Reviewed by Marc Saint-Cyr
"Tampopo" is one of those films that occupied a spot at the top of my endless to-see list of Japanese cinema for a very, very long time. I first heard about the so-called “first Japanese noodle Western” years ago, and was enticed by descriptions of it as an affectionate ode to food thinly disguised as a crowd-pleasing underdog story. Later, when I learned of the involvement of great filmmaker Juzo Itami (whose first film, "The Funeral," I greatly enjoyed) and such notable actors as Koji Yakusho and Ken Watanabe, my eagerness to see the film only intensified. Alas, I discovered that the DVD was something of a rarity, only available to purchase from independent sellers at ridiculously steep prices and high in demand as a rental. So I added "Tampopo" to the top of my Zip queue and waited, and waited. But now I have finally seen Itami’s beloved second film – and it was certainly worth the wait.
The titular character (played by Nobuko Miyamoto, who was married to Itami until his death in 1997 and appeared in all of his films) is a struggling roadside noodle shop proprietress and single mother of a young son. One rainy night, in true Western fashion, an alluring stranger appears: the truck driver Goro (Tsutomu Yamazaki) with his partner Gun (Watanabe) in tow. After taking note of her lackluster cooking methods and fighting off a gang of bullies, they vow to help turn her place into one of the best eateries in town. They soon put her to work with athletic-style training sessions, observing (and sometimes stealing) competitors’ techniques and recipes and re-designing the entire décor of her restaurant.
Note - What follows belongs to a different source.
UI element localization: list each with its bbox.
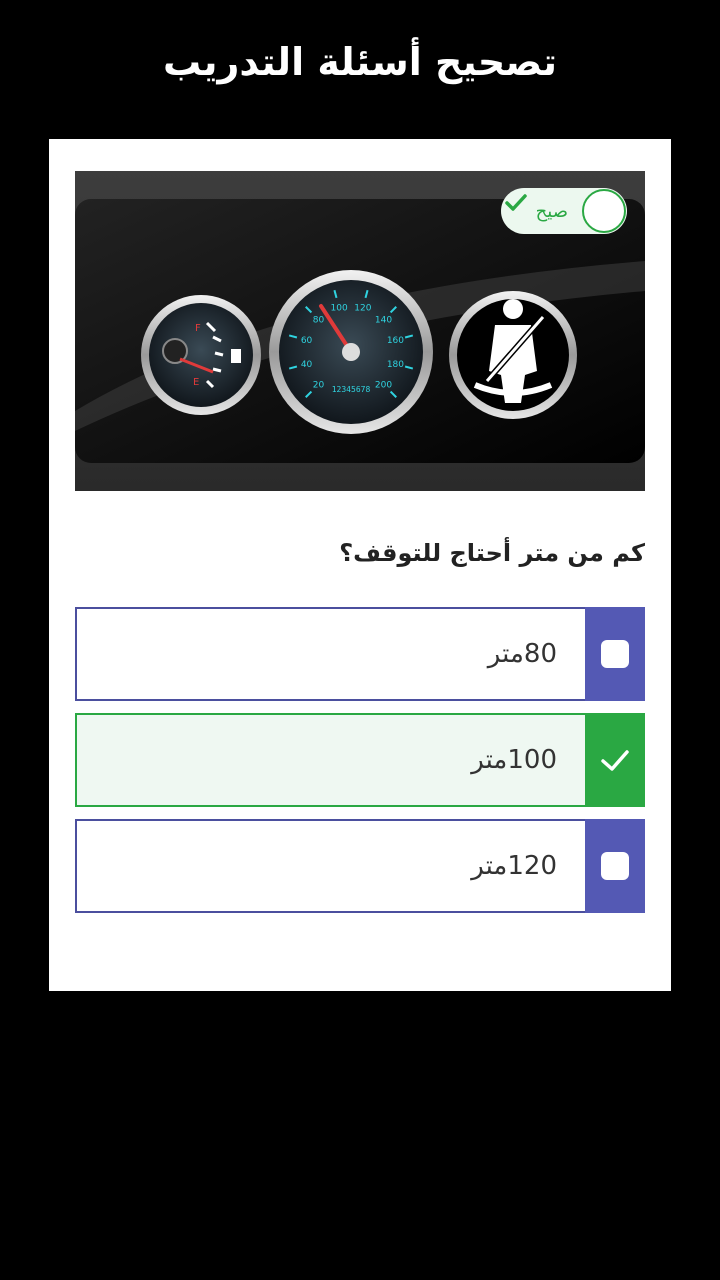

Along the way, other helpful benefactors join their team à la "Seven Samurai," including Pisken (Rikiya Yasuoka), a gruff contractor; Shohei (Kinzoh Sakura), a gifted noodle chef and an old master who presides over a group of mangy beggars with highly developed culinary tastes.
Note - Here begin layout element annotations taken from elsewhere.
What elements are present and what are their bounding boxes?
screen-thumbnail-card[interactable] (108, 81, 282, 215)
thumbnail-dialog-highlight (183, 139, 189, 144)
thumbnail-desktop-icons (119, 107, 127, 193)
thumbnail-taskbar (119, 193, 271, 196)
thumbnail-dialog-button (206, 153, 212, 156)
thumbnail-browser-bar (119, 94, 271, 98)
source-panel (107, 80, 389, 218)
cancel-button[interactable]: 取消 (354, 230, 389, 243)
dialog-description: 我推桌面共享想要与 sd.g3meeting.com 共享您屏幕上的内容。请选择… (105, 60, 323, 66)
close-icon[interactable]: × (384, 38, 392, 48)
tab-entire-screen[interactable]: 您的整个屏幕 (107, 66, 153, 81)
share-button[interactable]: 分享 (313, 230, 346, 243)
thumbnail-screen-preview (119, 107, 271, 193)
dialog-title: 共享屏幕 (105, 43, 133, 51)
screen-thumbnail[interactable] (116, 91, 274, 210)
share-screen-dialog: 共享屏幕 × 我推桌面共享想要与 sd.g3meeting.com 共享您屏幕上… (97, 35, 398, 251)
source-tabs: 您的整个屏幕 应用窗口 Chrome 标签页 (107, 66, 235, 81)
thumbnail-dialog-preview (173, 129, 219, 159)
That is the central narrative strand of "Tampopo," but part of what makes Itami’s film so delightful is how it wanders over to separate episodes that all have one thing in common: a passion for food. Many of them feature Yakusho’s character, a mysterious yakuza clad in white who, in the film’s meta-cinematic opening scene, seats himself with his mistress in a movie theatre as a table full of food and drink is set up before them. Breaking the fourth wall, he warns the audience not to interrupt the film with watch alarms or, ironically, sounds from snacks. We see him at various points throughout the film, most often engaged with his lover in what could be called “food play,” in which they savor food and sex all at once and in equal measure. A justly famous scene focuses in close-up on them transferring an egg yolk back and forth between their conjoined mouths. Other side stories drop in on a young executive who dares to order a grand lunch for himself while his comparatively frugal superiors growl and blush in silent protest, a pearl diver whose offering of a fresh oyster to Yakusho is presented as an erotically-charged epiphany, a food-fondling old lady who wreaks havoc in a grocery store and a man who arrives home just in time for his dying wife to cook their family one last meal. All of these stories and more not only savor the sumptuous delights of food, but also show compassion and humor worthy of Ozu, Renoir or Truffaut. Many times, Itami pulls off a perfect moment of pure humanism, like the one in which a man recovering from dental surgery shares his ice cream cone with a timid tyke.
The main tone present throughout "Tampopo" is one of quirkiness and camp, but it remains fun and fresh throughout its entire duration. More remarkable, though, is how Itami nurtures genuine empathy for all of its characters – particularly for Goro and Tampopo. Late in the film, the two of them go on a quiet date together and share their previous experiences with love and family. At this point, as their bittersweet love story unfurls, you suddenly become aware of just how much you care for these characters. You not only desperately want to see Tampopo succeed with her restaurant, but also to find happiness and balance in her life. That Itami can evoke such strong feelings while also composing a love letter to dining and throwing in playful references to everything from American Westerns to Charlie Chaplin to Kon Ichikawa’s "The Burmese Harp" is an impressive feat.
"Tampopo" is one of the most enjoyable viewing experiences I’ve had in some time, and it was well worth waiting to see it. More than a certified classic of Japanese cinema, it is a generous, jam-packed smorgasbord that mixes together love, death, rivalry, comedy, obsession and mischief all into one perfect film. Oh, and one more thing that you can count on from "Tampopo": if you don’t have a rumbling appetite or fierce craving when it starts, you definitely will by the time it ends, so make sure a suitable eating establishment is nearby for afterwards.